I have to be truthful, this is no fun at all! Oh and did I mention that all this scroll work is plastic?
After all those coats of paint, I dry brushed the scroll work with slate milk paint. It is a gorgeous bluish grey color.
Below is the brush used for waxing the piece.
The wood top was done with two coats of snow white and then two more coats of this beautiful Slate color. I had thought it would turn into a smooth grey but instead it became this gorgeous soft blue which I like so much better.
So you see my plans were altered right there. It’s not a problem since I’m introducing elements of blue into the living room.

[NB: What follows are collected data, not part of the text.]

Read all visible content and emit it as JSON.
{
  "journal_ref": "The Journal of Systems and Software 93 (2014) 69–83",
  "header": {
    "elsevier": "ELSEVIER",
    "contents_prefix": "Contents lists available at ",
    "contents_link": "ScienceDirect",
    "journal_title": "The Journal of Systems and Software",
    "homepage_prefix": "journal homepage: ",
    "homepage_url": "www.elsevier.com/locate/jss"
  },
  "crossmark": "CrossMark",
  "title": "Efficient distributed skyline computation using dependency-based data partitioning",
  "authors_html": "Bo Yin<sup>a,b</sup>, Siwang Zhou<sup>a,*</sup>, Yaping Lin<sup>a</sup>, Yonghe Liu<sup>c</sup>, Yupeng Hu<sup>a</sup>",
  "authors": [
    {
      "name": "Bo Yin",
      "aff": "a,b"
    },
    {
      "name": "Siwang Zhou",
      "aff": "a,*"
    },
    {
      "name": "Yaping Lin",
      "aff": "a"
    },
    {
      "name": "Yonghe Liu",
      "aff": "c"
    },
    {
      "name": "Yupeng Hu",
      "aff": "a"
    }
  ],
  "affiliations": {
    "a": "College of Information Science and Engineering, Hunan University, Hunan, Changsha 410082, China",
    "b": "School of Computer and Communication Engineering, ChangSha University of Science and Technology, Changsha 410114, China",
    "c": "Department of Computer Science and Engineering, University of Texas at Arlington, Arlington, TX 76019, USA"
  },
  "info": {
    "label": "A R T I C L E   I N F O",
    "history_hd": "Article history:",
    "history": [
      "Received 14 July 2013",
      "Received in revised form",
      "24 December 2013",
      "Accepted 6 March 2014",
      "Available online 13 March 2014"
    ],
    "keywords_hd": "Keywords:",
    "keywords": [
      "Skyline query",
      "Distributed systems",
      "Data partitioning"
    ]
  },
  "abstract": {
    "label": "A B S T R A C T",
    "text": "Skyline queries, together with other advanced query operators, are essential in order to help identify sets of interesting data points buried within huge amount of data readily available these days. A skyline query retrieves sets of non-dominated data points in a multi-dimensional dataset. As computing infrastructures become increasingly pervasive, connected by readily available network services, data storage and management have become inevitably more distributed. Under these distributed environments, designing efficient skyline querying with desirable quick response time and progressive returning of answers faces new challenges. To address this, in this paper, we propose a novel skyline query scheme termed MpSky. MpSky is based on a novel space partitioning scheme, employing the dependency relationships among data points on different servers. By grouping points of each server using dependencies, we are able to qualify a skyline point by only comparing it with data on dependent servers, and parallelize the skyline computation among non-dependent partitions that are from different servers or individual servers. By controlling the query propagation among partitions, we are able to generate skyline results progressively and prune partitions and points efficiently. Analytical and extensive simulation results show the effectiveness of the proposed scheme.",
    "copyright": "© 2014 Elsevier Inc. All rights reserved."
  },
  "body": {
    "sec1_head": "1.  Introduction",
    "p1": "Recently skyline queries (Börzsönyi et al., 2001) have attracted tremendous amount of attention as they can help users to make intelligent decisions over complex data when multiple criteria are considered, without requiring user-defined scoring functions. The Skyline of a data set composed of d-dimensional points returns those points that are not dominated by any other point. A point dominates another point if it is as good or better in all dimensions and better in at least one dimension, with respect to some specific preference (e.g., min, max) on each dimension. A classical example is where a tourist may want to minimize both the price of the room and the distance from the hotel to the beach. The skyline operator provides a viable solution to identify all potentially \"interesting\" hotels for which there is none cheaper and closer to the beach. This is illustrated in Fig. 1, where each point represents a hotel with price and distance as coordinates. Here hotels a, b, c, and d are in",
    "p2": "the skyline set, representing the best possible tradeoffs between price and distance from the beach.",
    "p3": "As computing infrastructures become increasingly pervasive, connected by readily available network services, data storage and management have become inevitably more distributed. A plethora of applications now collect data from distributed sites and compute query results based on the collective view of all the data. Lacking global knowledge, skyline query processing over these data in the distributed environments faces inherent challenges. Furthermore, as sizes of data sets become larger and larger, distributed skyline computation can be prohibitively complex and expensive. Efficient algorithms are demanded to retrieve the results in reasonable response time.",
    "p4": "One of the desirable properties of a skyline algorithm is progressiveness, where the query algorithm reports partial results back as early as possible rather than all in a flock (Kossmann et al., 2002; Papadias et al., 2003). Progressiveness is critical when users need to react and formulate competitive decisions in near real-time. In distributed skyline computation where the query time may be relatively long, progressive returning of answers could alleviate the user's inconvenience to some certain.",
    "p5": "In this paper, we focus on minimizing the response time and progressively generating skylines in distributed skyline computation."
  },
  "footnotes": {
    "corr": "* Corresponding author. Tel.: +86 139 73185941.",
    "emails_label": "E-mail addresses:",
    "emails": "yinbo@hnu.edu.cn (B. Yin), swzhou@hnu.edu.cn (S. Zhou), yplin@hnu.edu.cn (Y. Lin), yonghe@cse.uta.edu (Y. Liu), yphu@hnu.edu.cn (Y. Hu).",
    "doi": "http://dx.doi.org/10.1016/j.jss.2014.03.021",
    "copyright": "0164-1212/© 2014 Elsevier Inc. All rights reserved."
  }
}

And wanting to add a little more depth I went over it with a white decorative wax, you can see a similar one to the one I used here.
I painted the inside of the doors and the speaker covers, slate as well. And the hinges were done in a metallic deep grey. It is here that you can see the beauty of Old Fashioned Milk Paint. When painted it takes on a life of its own and adds layers and different shades, almost like a soft cloud brushing the furniture.
Now let’s talk about the bottom of the vintage TV cabinet. One side, no matter how many times I painted it, would chip away. I don’t know why maybe I needed to sand it better? But as I was working on the piece I came to appreciate the natural wear of this area.
Also a few days after I had started work on this TV console we got a puppy and he in his enthusiasm tried to nibble on the other side of the cabinet. So I suspect we may have a few more of these accidents in the future. I figure this is all a part of real life living. I ended up distressing a bit more and that was the end of that.
And here is the little culprit, eight-month old Tatou! Now how can you get mad at that face?
See what a warm, pretty color the top it. It turned out so much better than my original vision of the grey.
The scroll work was done with a light feathery touch to just add a bit of emphasis to the curves.
So now I have a whole lot more storage, which we can always use. And the best part? The living room looks like a new room now. Who would have thought one piece of furniture could make such a difference? Should I go out and buy new furniture so it can live up to the TV cabinet’s standards? And what about Tatou? Will he destroy those too? So many questions…
Why, even my dad was impressed with the makeover and he said “It is very beautiful” which is super high praise coming from him. Remember, he didn’t want to give it to me in the first place.
A quick look at the before so we can appreciate this transformation.
Ahhh much better!
Perseverance got me here, and also knowing when to keep my mouth shut so Dad would feel bad that he didn’t give me that old vintage TV cabinet to make over right away!
But now that he sees what I’m capable of, maybe I can wrangle a few more pieces out of him. In all fairness, I don’t think I’ll be able to top this one. It’s not every day you come across scroll work like that. And using Old Fashioned Milk Paint certainly made all the difference in the beauty of the color and in the details.
Have you ever tried Milk Paint? What are you waiting for?